The changed ruling is credited to the Supreme Court of the United States’ recent decision in TransUnion LLC v. Ramirez, __ U.S. __ 141 S. Ct. 2190 (2021), which widely curtailed standing in federal courts for legislatively-memorialized injuries and claims for statutory damages; the punchlines of Ramirez are “no concrete harm; no standing,” and “injury in law is not an injury in fact.”
Based on Ramirez, the en banc panel held that the Maddoxes did not suffer a concrete harm, and thus lacked standing in federal court. The Second Circuit held there was no need to determine whether distinctions exist between rights created by state or federal legislative bodies, or whether the statutes at issue (New York Real Property Law (“RPL”) § 275 and Real Property Actions and Proceedings Law (“RPAPL”) § 1921) are “substantive” or “procedural,” because Ramirez “eliminated the significance of such classifications.” The Second Circuit noted that its May 10, 2021 decision relied significantly on the analysis of “substantive” and “procedural” laws, but Ramirez reduced the Second Circuit’s contemplation to a mere “preoccupation.”

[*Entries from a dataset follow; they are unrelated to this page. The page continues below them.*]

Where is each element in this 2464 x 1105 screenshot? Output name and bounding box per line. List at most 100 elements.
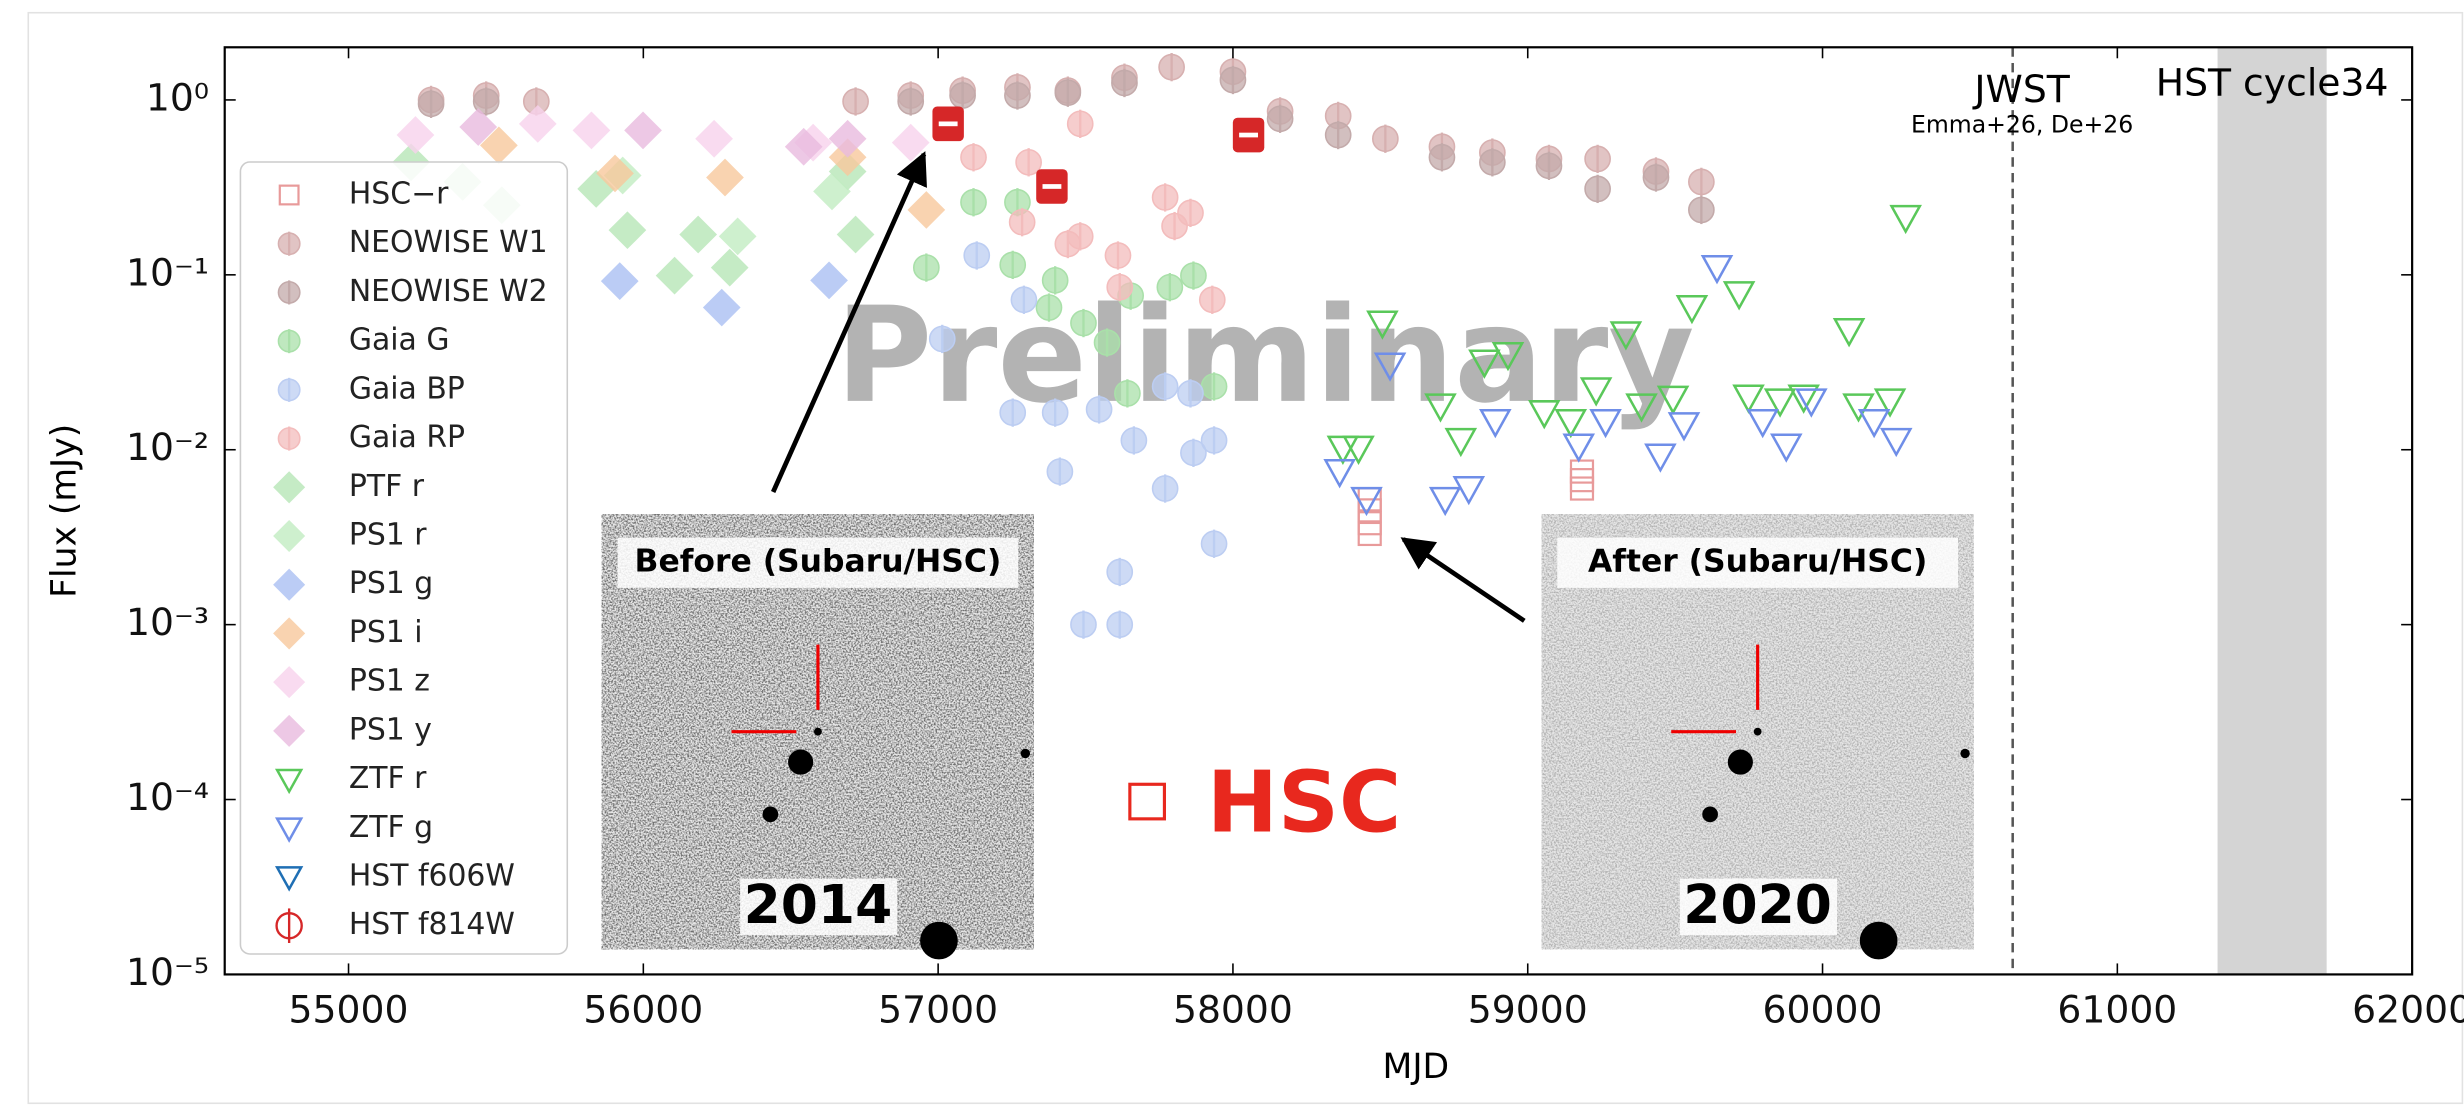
data-point bbox=[1357, 521, 1382, 547]
data-point bbox=[1035, 294, 1063, 321]
data-point bbox=[1151, 475, 1179, 502]
y-tick-label: 10⁻⁵ bbox=[126, 950, 209, 994]
data-point bbox=[1479, 148, 1506, 176]
inset-year-bg bbox=[740, 878, 898, 936]
data-point bbox=[1569, 476, 1595, 501]
inset-star bbox=[814, 727, 822, 736]
data-point bbox=[1428, 486, 1462, 517]
data-point bbox=[1584, 175, 1611, 203]
legend-marker bbox=[277, 280, 301, 304]
data-point bbox=[1015, 148, 1042, 176]
x-tick-label: 56000 bbox=[583, 988, 703, 1032]
data-point bbox=[960, 188, 987, 216]
hst-span bbox=[2217, 47, 2327, 975]
data-point bbox=[1452, 475, 1486, 506]
legend-box bbox=[239, 161, 569, 955]
data-point bbox=[1609, 321, 1643, 351]
marker-note: HSC bbox=[1207, 753, 1401, 852]
data-point bbox=[1468, 349, 1501, 379]
data-point bbox=[1041, 266, 1069, 294]
data-point bbox=[1579, 377, 1613, 407]
data-point bbox=[710, 248, 749, 287]
data-point bbox=[572, 111, 611, 150]
data-point bbox=[1479, 408, 1512, 439]
legend-label: HST f606W bbox=[349, 858, 515, 893]
data-point bbox=[1151, 373, 1179, 400]
data-point bbox=[396, 116, 435, 154]
data-point bbox=[1688, 196, 1715, 224]
data-point bbox=[836, 215, 875, 254]
legend-marker bbox=[274, 866, 304, 892]
legend-marker bbox=[277, 329, 301, 353]
legend-marker bbox=[275, 911, 303, 940]
data-point-bar bbox=[1042, 184, 1062, 189]
data-point bbox=[1054, 79, 1082, 107]
data-point bbox=[1535, 152, 1563, 180]
data-point bbox=[1324, 121, 1352, 149]
jwst-label: JWST bbox=[1972, 67, 2070, 111]
y-tick-label: 10⁰ bbox=[146, 75, 209, 119]
data-point bbox=[1093, 329, 1121, 356]
inset-star bbox=[788, 749, 814, 775]
legend-marker bbox=[273, 519, 306, 553]
legend-label: PS1 z bbox=[349, 664, 430, 699]
inset-image: Before (Subaru/HSC) 2014 bbox=[601, 514, 1034, 960]
data-point bbox=[1120, 427, 1148, 454]
data-point bbox=[1722, 281, 1756, 311]
data-point bbox=[718, 217, 757, 256]
legend-label: PTF r bbox=[349, 469, 425, 504]
data-point bbox=[999, 399, 1027, 426]
data-point bbox=[1656, 385, 1690, 415]
data-point bbox=[1642, 164, 1670, 191]
legend-marker bbox=[273, 714, 306, 747]
data-point bbox=[1746, 408, 1779, 439]
data-point bbox=[1008, 208, 1036, 236]
data-point bbox=[1106, 273, 1134, 301]
data-point bbox=[1667, 412, 1701, 442]
legend-label: PS1 y bbox=[349, 712, 432, 747]
data-point bbox=[1625, 393, 1658, 423]
data-point bbox=[1675, 294, 1709, 325]
x-tick-label: 60000 bbox=[1763, 988, 1883, 1032]
data-point-group bbox=[932, 106, 964, 142]
x-tick-label: 61000 bbox=[2057, 988, 2177, 1032]
y-tick-label: 10⁻³ bbox=[126, 600, 209, 644]
x-tick-label: 55000 bbox=[289, 988, 409, 1032]
data-point bbox=[1200, 530, 1228, 558]
data-point bbox=[1357, 498, 1382, 523]
jwst-sublabel: Emma+26, De+26 bbox=[1911, 110, 2133, 138]
data-point bbox=[706, 158, 744, 197]
data-point bbox=[949, 82, 976, 109]
data-point bbox=[1266, 105, 1294, 133]
inset-star bbox=[1702, 806, 1718, 823]
data-point bbox=[1491, 342, 1525, 372]
inset-star bbox=[1727, 749, 1753, 775]
data-point bbox=[897, 88, 925, 115]
data-point bbox=[1732, 384, 1765, 414]
data-point bbox=[1323, 459, 1356, 489]
legend-label: PS1 i bbox=[349, 615, 423, 650]
data-point bbox=[1589, 408, 1622, 439]
legend-marker bbox=[273, 471, 306, 504]
data-point bbox=[1857, 408, 1891, 439]
data-point bbox=[518, 104, 557, 143]
data-point bbox=[1371, 125, 1399, 153]
data-point bbox=[1350, 486, 1383, 517]
data-point bbox=[928, 325, 956, 353]
data-point bbox=[1151, 184, 1179, 211]
inset-title: After (Subaru/HSC) bbox=[1588, 544, 1927, 580]
data-point bbox=[1219, 66, 1247, 94]
legend-label: ZTF g bbox=[349, 810, 433, 845]
data-point bbox=[1041, 399, 1069, 426]
inset-star bbox=[1753, 727, 1762, 736]
data-point bbox=[1444, 427, 1478, 458]
data-point bbox=[1085, 396, 1113, 423]
data-point-group bbox=[1232, 117, 1265, 153]
inset-star bbox=[762, 806, 779, 823]
inset-title: Before (Subaru/HSC) bbox=[635, 544, 1002, 580]
data-point bbox=[1763, 388, 1797, 418]
data-point-bar bbox=[1239, 132, 1258, 138]
data-point bbox=[1158, 53, 1185, 81]
legend-label: NEOWISE W2 bbox=[349, 274, 548, 309]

So, instead of focusing on generalized injuries contemplated by the statutes, the panel shifted its analysis to injuries suffered specifically by the Maddoxes themselves. First, Judge Jacobs noted that the Maddoxes did not allege that they suffered any injury for duplicative filing fees or having a cloud on title, and held they could not because their property was sold before their mortgage was satisfied.
Second, Judge Jacobs noted that the Maddoxes did not allege they suffered any reputational harm, and held that the public record “so far as is known, . . . was read by no one,” hence it was “not analogous to the dissemination of the credit reports” in Ramirez. Describing the distinction as “critical,” the en banc panel held that without the publication of a defamatory writing, “the Maddoxes may have suffered a nebulous risk of future harm during the period of delayed recordation—i.e., a risk that someone (a creditor, in all likelihood) might access the record and act upon it—but that risk, which was not alleged to have materialized, cannot  form the basis of Article III standing.”

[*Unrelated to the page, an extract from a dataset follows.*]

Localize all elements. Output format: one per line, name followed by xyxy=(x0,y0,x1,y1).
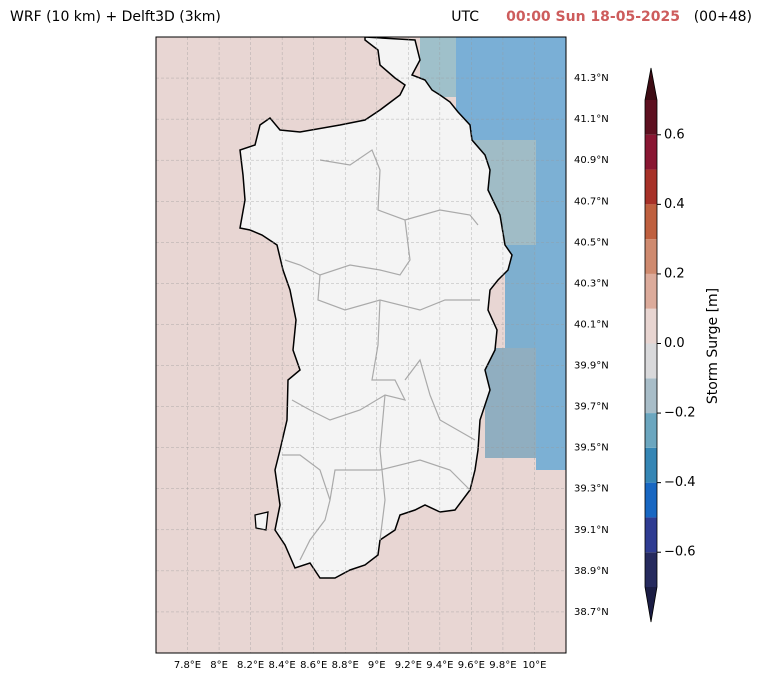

Third, in a similar vein to the lack of materialized defamation, Judge Jacobs rejected the Maddoxes’ contention that “the Bank’s delay adversely affected their credit . . . making it difficult to obtain financing had they needed it in an emergency or for a new home,” as an unmaterialized purported risk that is incapable of conferring standing.
Fourth, with respect to one of the plaintiff’s claims that she suffered emotional and psychological distress, the en banc panel held that they “were not the subject of allegations in the complaint and, in any event, are implausible,” because “she offers no reason why the delayed recordation would cause ‘great stress, mental anguish, anxiety, and distress.’” “A perfunctory allegation of emotional distress, especially one wholly incommensurate with the stimulant, is insufficient to plausibly allege constitutional standing,” and “[e]ven if it were sufficient, ‘it is extremely unlikely that such an allegation would be typical of the class.’” And with respect to claims for opportunity costs, Judge Jacobs noted that the satisfaction was recorded three months before the Maddoxes filed the complaint claiming it was unrecorded.
In closing, Judge Jacobs echoed a sentiment from his sharp dissent in the May 10, 2021 decision—that the Maddoxes should follow through on their individual claim in state court. “This is a small claim, in a fixed amount, amenable to a recovery without dispute—and probably without counsel or fees. It is hard to imagine that a bank would press the issue to litigation.”
For the plaintiffs’ bar, Judge Jacobs offered guidance: “[t]o the extent that [absent class members] (or their lawyers) prefer to form a class and bring their claims in federal court, they must come prepared to prove that they suffered concrete harm due to the Bank’s violation of the relevant statutes.”